Le non-respect peut valoir 135 € d’amende par l’ONF, délégataire depuis 2020 du suivi des gardes.

Gestes écoresponsables

Quatre règles essentielles :

  1. Garder 100 m de distance des oiseaux nichant au sol
  2. Emporter ses déchets (zéro poubelle sur place)
  3. Ne pas prélever de coquillages vivants
  4. Limiter au strict minimum la diffusion de sons amplifiés

La charte « Arguin Respect » lancée en 2023 a déjà été signée par 85 % des bateliers locaux, preuve d’un engagement collectif.

FAQ – vos questions essentielles

Qu’est-ce que la passe Sud ?
C’est le chenal principal qui sépare le Banc d’Arguin de la Dune du Pilat. Sa profondeur varie de 5 m à plus de 15 m selon la marée et conditionne la navigation commerciale (28 % des entrées du port d’Arcachon en 2023).

Pourquoi les sternes choisissent-elles Arguin ?
Le banc, isolé des prédateurs terrestres, offre un substrat sablo-vaseux idéal pour nicher, à moins de 2 km des zones de pêche.

Comment s’y rendre en kayak ?
Il est recommandé de partir deux heures avant la marée basse, via la passe Nord, et de prévoir un gilet 50 N homologué. Les vents d’ouest peuvent atteindre 30 nœuds l’été.

Entre légendes et réalité, ce que révèle le sable

Bernard Palissy rêvait déjà d’îles mouvantes lorsqu’il observait, au XVIᵉ siècle, les « bancs de gasconie ». Aujourd’hui, les conteurs de La Teste-de-Buch évoquent le fantôme d’un navire hollandais échoué en 1790, dont le mât réapparaîtrait certaines nuits de tempête.

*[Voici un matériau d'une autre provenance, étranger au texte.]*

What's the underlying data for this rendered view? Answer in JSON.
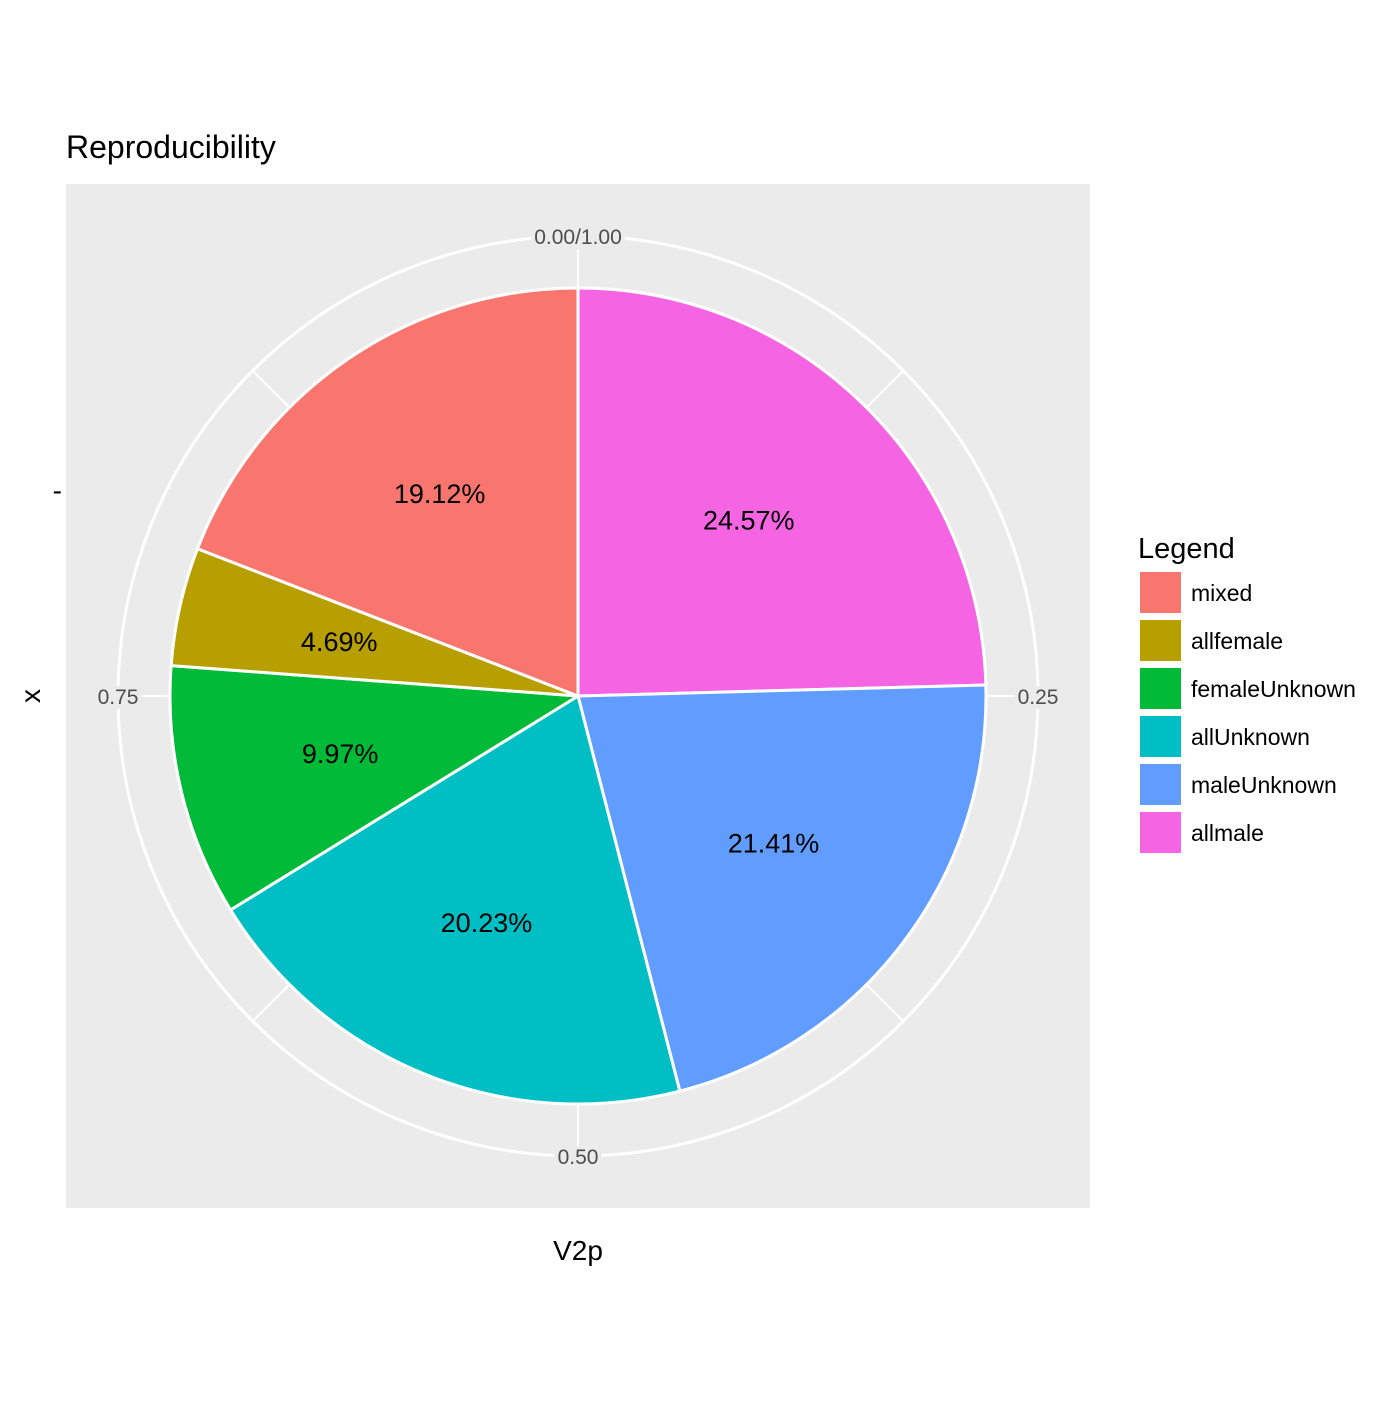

Mythe ou vérité ? Ce récit illustre la relation intime entre habitants et banc de sable changeant.

D’un côté, Thalassa consacre en 2024 un reportage célébrant l’« île aux oiseaux sans arbres ». De l’autre, le Conseil régional Nouvelle-Aquitaine finance 1,2 M € sur trois ans pour renforcer la surveillance aérienne par drone, tant la pression touristique s’accroît (+42 % de bateaux de plaisance enregistrés entre 2019 et 2023).

Le paradoxe d’Arguin

Plus on parle de sa beauté, plus afflue la foule. Plus la foule grandit, plus le site se fragilise. À chacun d’ajuster sa voile : apprécier sans posséder, contempler sans prélever.

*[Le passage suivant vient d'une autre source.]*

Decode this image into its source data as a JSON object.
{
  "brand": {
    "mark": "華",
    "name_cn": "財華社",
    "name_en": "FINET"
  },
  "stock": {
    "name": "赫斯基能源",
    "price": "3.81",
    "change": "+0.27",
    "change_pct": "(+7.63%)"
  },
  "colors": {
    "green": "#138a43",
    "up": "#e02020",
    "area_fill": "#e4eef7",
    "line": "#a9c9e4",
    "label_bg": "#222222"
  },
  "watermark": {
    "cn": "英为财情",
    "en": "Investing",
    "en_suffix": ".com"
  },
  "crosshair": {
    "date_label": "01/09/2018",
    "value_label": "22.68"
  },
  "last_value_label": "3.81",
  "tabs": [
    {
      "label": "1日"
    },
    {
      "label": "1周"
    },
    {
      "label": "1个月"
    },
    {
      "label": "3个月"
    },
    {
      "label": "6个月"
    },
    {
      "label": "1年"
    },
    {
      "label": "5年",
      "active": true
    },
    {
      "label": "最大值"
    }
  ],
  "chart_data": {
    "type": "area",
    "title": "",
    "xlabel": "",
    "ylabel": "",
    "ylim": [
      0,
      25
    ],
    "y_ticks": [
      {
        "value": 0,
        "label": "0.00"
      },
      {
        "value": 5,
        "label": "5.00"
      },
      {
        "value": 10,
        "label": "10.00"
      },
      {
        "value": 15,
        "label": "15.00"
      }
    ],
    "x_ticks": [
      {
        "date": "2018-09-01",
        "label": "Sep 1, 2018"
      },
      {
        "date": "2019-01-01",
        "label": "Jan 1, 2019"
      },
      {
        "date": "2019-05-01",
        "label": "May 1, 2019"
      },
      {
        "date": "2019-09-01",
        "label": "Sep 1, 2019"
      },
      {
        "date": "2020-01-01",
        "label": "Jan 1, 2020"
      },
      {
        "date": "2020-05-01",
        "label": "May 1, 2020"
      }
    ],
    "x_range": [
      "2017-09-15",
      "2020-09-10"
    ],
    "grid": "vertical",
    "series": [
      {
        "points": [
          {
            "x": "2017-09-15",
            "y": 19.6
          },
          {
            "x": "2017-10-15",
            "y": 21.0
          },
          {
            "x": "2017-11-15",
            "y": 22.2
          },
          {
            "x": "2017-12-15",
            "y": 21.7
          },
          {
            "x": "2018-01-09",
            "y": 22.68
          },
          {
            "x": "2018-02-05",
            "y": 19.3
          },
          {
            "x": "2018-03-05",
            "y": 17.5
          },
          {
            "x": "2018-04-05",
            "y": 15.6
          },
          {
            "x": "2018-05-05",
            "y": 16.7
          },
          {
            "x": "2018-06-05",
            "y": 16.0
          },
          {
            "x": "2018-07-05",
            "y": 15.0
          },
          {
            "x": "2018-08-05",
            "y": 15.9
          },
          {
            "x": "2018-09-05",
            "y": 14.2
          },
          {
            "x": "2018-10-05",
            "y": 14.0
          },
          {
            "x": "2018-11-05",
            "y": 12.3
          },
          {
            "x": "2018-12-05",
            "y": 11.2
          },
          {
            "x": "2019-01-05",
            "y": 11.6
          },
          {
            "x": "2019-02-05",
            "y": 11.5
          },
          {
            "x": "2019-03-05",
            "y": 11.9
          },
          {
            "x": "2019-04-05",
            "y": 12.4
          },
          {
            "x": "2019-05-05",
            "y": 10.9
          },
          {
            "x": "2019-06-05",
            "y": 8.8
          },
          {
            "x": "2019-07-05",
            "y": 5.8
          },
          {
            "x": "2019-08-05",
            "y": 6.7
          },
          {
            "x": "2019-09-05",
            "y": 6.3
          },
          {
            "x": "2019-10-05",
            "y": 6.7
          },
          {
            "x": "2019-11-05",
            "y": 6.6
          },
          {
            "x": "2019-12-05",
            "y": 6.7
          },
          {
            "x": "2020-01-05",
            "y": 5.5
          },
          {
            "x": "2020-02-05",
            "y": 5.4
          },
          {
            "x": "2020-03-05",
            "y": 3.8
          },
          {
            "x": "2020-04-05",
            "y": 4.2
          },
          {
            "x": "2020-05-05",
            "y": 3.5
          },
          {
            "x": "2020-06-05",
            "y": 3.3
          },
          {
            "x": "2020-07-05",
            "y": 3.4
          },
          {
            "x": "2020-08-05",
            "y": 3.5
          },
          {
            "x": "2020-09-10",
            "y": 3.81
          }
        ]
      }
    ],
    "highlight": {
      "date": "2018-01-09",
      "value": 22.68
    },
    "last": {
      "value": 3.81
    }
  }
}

Ressentir le Banc d’Arguin au rythme des marées

Je revois encore cette aube de septembre : le vent portait une odeur d’algues fraîches, les sternes criaient comme des enfants pressés. Assis sur le sable encore tiède, j’ai compté les éclats de lumière sur la passe, peut-être cent, peut-être mille. À cet instant, j’ai compris que la véritable richesse d’Arguin réside dans sa capacité à nous rappeler notre place, minuscule et pourtant précieuse, dans la grande symphonie marine. Si, comme moi, vous cherchez d’autres rencontres authentiques — de l’ostréiculture à Gujan-Mestras aux sentiers discrets de la réserve des Prés Salés — laissez votre curiosité voguer ; le Bassin n’a pas fini de livrer ses secrets.